The Museum of the Bible in Washington, DC, has acquired one of President Trump’s two Bibles that he used to take the oath of office on Inauguration Day, 2017.
Trump’s childhood Bible will join several other Bibles used by American presidents that are currently on display at the privately-funded museum.
“We are honored to add this piece of our nation’s history to our growing exhibit of presidential Bibles,” Museum of the Bible President Cary Summers said in a statement. “It is our hope that guests will be able to learn not only about each president’s unique Bible, but also about the influence this book has had on government and elected officials around the world.”
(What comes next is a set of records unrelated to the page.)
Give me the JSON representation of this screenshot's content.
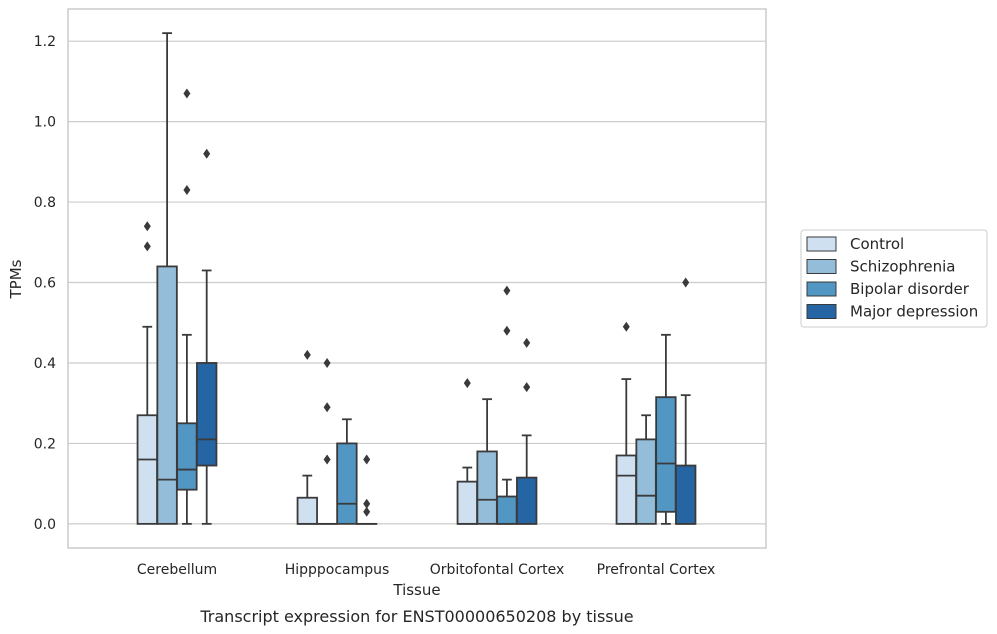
{
  "chart_data": {
    "type": "box",
    "xlabel": "Tissue",
    "ylabel": "TPMs",
    "caption": "Transcript expression for ENST00000650208 by tissue",
    "ylim": [
      -0.06,
      1.28
    ],
    "yticks": [
      0.0,
      0.2,
      0.4,
      0.6,
      0.8,
      1.0,
      1.2
    ],
    "ytick_labels": [
      "0.0",
      "0.2",
      "0.4",
      "0.6",
      "0.8",
      "1.0",
      "1.2"
    ],
    "grid": "horizontal",
    "legend_position": "right",
    "categories": [
      "Cerebellum",
      "Hipppocampus",
      "Orbitofontal Cortex",
      "Prefrontal Cortex"
    ],
    "series": [
      {
        "name": "Control",
        "color": "#cfe0f0",
        "boxes": [
          {
            "whislo": 0.0,
            "q1": 0.0,
            "med": 0.16,
            "q3": 0.27,
            "whishi": 0.49,
            "fliers": [
              0.69,
              0.74
            ]
          },
          {
            "whislo": 0.0,
            "q1": 0.0,
            "med": 0.0,
            "q3": 0.065,
            "whishi": 0.12,
            "fliers": [
              0.42
            ]
          },
          {
            "whislo": 0.0,
            "q1": 0.0,
            "med": 0.0,
            "q3": 0.105,
            "whishi": 0.14,
            "fliers": [
              0.35
            ]
          },
          {
            "whislo": 0.0,
            "q1": 0.0,
            "med": 0.12,
            "q3": 0.17,
            "whishi": 0.36,
            "fliers": [
              0.49
            ]
          }
        ]
      },
      {
        "name": "Schizophrenia",
        "color": "#93bdd9",
        "boxes": [
          {
            "whislo": 0.0,
            "q1": 0.0,
            "med": 0.11,
            "q3": 0.64,
            "whishi": 1.22,
            "fliers": []
          },
          {
            "whislo": 0.0,
            "q1": 0.0,
            "med": 0.0,
            "q3": 0.0,
            "whishi": 0.0,
            "fliers": [
              0.16,
              0.29,
              0.4
            ]
          },
          {
            "whislo": 0.0,
            "q1": 0.0,
            "med": 0.06,
            "q3": 0.18,
            "whishi": 0.31,
            "fliers": []
          },
          {
            "whislo": 0.0,
            "q1": 0.0,
            "med": 0.07,
            "q3": 0.21,
            "whishi": 0.27,
            "fliers": []
          }
        ]
      },
      {
        "name": "Bipolar disorder",
        "color": "#5296c4",
        "boxes": [
          {
            "whislo": 0.0,
            "q1": 0.085,
            "med": 0.135,
            "q3": 0.25,
            "whishi": 0.47,
            "fliers": [
              0.83,
              1.07
            ]
          },
          {
            "whislo": 0.0,
            "q1": 0.0,
            "med": 0.05,
            "q3": 0.2,
            "whishi": 0.26,
            "fliers": []
          },
          {
            "whislo": 0.0,
            "q1": 0.0,
            "med": 0.0,
            "q3": 0.068,
            "whishi": 0.11,
            "fliers": [
              0.48,
              0.58
            ]
          },
          {
            "whislo": 0.0,
            "q1": 0.03,
            "med": 0.15,
            "q3": 0.315,
            "whishi": 0.47,
            "fliers": []
          }
        ]
      },
      {
        "name": "Major depression",
        "color": "#2565a3",
        "boxes": [
          {
            "whislo": 0.0,
            "q1": 0.145,
            "med": 0.21,
            "q3": 0.4,
            "whishi": 0.63,
            "fliers": [
              0.92
            ]
          },
          {
            "whislo": 0.0,
            "q1": 0.0,
            "med": 0.0,
            "q3": 0.0,
            "whishi": 0.0,
            "fliers": [
              0.03,
              0.05,
              0.16
            ]
          },
          {
            "whislo": 0.0,
            "q1": 0.0,
            "med": 0.0,
            "q3": 0.115,
            "whishi": 0.22,
            "fliers": [
              0.34,
              0.45
            ]
          },
          {
            "whislo": 0.0,
            "q1": 0.0,
            "med": 0.0,
            "q3": 0.145,
            "whishi": 0.32,
            "fliers": [
              0.6
            ]
          }
        ]
      }
    ]
  }
}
The 45th president used the Revised Standard Version (RSV) Bible several times throughout the 2016 campaign and during his inauguration ceremony, where the Bible rested on top of President Abraham Lincoln’s Bible while he took the oath of office. The Lincoln Bible had been used for President Lincoln’s swearing-in ceremony in 1861.
Trump carried the Bible—which his mother Mary Anne gave to him—to his Sunday School classes at First Presbyterian Church in Queens, New York.
“My mother gave me this Bible, this very Bible, many years ago,” Trump said in a campaign video from Trump Tower. “In fact it’s her writing right here. She wrote the name and my address, and it’s just very special to me.”
The Museum of the Bible placed the president’s Bible alongside the Bibles of several other presidents—including Harry S. Truman, Dwight D. Eisenhower, George H.W. Bush, and George W. Bush—in the museum’s “Bible in the World” exhibit on the second floor.
The D.C.-based museum opened to the public in November.